J.P. Morgan Securities LLC is leading the debt that will be used to fund a dividend. Credit Suisse Securities (USA) LLC is the administrative agent.

Pharmaceutical Product Development is a Wilmington, N.C.-based contract research organization focused on clinical development and laboratory services.

Azelis repricing

Azelis Finance will hold a lender call at 10:30 a.m.
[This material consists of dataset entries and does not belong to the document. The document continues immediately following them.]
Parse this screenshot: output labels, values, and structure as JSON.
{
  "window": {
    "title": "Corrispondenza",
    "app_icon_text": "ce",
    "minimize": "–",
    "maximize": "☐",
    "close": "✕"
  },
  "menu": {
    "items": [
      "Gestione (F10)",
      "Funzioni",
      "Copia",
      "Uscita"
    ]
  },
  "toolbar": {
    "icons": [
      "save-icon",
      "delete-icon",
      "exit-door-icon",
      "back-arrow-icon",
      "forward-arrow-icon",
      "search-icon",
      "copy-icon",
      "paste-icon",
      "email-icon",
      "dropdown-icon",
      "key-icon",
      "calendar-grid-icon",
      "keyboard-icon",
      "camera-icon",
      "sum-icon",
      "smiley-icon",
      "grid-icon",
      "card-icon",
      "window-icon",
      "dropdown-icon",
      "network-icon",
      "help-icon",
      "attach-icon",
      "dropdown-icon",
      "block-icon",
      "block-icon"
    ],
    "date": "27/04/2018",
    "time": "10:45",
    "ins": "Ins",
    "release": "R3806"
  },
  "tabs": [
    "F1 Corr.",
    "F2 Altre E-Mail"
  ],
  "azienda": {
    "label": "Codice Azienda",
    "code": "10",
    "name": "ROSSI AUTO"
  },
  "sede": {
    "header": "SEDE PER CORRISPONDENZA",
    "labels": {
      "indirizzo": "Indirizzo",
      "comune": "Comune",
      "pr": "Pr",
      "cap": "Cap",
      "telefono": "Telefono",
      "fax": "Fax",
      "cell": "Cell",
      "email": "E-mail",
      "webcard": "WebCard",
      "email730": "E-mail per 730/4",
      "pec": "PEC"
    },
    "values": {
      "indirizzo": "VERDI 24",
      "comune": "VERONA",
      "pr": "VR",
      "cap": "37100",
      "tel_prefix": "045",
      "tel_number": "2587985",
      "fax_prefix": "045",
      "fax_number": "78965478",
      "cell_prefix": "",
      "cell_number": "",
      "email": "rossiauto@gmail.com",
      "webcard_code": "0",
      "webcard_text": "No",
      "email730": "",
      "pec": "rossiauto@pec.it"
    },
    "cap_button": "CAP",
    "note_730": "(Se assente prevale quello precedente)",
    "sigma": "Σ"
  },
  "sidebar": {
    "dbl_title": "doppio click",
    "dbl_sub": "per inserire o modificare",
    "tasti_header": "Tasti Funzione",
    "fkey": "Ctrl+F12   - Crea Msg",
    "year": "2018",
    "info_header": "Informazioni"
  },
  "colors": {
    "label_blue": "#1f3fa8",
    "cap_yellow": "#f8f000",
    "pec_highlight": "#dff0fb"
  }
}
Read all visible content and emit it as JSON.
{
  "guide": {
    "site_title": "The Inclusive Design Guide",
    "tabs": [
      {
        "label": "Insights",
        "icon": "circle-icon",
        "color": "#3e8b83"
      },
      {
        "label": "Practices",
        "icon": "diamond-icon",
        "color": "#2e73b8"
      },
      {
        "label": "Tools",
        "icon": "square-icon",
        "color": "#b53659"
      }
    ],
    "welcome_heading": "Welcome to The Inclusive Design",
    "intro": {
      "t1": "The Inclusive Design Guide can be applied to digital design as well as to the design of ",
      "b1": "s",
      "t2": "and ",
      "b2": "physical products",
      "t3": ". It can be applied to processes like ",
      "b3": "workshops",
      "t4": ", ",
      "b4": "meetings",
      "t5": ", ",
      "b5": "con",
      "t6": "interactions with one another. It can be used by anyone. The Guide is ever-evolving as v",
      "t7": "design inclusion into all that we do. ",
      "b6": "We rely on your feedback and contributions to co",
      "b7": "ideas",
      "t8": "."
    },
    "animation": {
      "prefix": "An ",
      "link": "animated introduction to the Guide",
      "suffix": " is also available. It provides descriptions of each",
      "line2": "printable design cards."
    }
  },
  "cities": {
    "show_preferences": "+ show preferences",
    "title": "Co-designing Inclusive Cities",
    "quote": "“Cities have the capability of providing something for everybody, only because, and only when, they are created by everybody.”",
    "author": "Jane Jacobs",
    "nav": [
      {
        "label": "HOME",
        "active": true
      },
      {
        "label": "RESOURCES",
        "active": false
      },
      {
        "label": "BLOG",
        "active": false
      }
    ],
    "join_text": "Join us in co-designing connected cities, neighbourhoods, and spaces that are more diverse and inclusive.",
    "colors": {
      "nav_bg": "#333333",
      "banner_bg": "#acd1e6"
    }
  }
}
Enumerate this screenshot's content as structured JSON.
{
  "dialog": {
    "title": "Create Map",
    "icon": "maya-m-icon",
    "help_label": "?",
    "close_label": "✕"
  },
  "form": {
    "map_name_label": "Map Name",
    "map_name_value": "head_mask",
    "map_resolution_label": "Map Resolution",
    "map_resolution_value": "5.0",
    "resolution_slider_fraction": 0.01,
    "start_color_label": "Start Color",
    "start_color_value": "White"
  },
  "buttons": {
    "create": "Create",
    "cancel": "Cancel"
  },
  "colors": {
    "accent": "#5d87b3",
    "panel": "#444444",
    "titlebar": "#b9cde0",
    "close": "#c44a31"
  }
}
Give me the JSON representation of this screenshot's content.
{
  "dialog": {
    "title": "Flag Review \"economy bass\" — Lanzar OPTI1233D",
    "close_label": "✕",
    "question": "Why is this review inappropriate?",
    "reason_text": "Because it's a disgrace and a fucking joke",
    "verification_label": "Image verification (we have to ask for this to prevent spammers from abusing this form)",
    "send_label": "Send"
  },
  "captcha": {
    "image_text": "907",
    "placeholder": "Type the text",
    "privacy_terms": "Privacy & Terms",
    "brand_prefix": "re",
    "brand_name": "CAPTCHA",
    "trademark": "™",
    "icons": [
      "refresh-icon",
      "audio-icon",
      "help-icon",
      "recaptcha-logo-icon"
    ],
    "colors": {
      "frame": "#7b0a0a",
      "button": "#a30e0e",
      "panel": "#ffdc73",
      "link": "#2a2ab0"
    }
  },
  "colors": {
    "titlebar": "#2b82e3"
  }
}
ET on Monday to launch a repricing of its $322,562,500 senior secured term loan B and its €168,227,506 senior secured term loan B from Libor/Euribor plus 550 bps with a 1% floor, a market source said.

Morgan Stanley Senior Funding Inc. is leading the transaction.

Azelis is an Antwerp, Belgium-based pure-play specialty chemical distributor.

Press Ganey closes

In other news, the buyout of Press Ganey Inc. by EQT Equity for $40.50 of cash per share has been completed, a news release said.

To help fund the transaction, Press Ganey got a new $1,098,000,000 senior secured credit facility consisting of a $70 million revolver (B2/B), a $760 million seven-year covenant-light first-lien term loan and a $268 million eight-year covenant-light second-lien term loan.

The revolver is priced at Libor plus 325 bps.

Pricing on the first-lien term loan is Libor plus 325 bps with a 1% Libor floor, and it was sold at an original issue discount of 99.5. The debt has 101 soft call protection for six months.

The second-lien term loan is priced at Libor plus 725 bps with a 1% Libor floor and was issued at a discount of 99. This tranche has call protection of 102 in year one and 101 in year two.

Press Ganey leads

Credit Suisse, Citigroup and Bank of America Merrill Lynch led Press Ganey’s credit facility, with Credit Suisse left lead on the first-lien loan and Citigroup left lead on the second-lien loan.

During syndication, the first-lien term loan was upsized from $740 million, pricing was cut from talk of Libor plus 375 bps to 400 bps, and the discount was modified from 99. Also, the second-lien term loan was downsized from $288 million, the spread was reduced from talk of Libor plus 775 bps to 800 bps, and the discount was tightened from 98.

Press Ganey is a Wakefield, Mass.-based provider of patient experience measurement, performance analytics and strategic advisory solutions for health care organizations.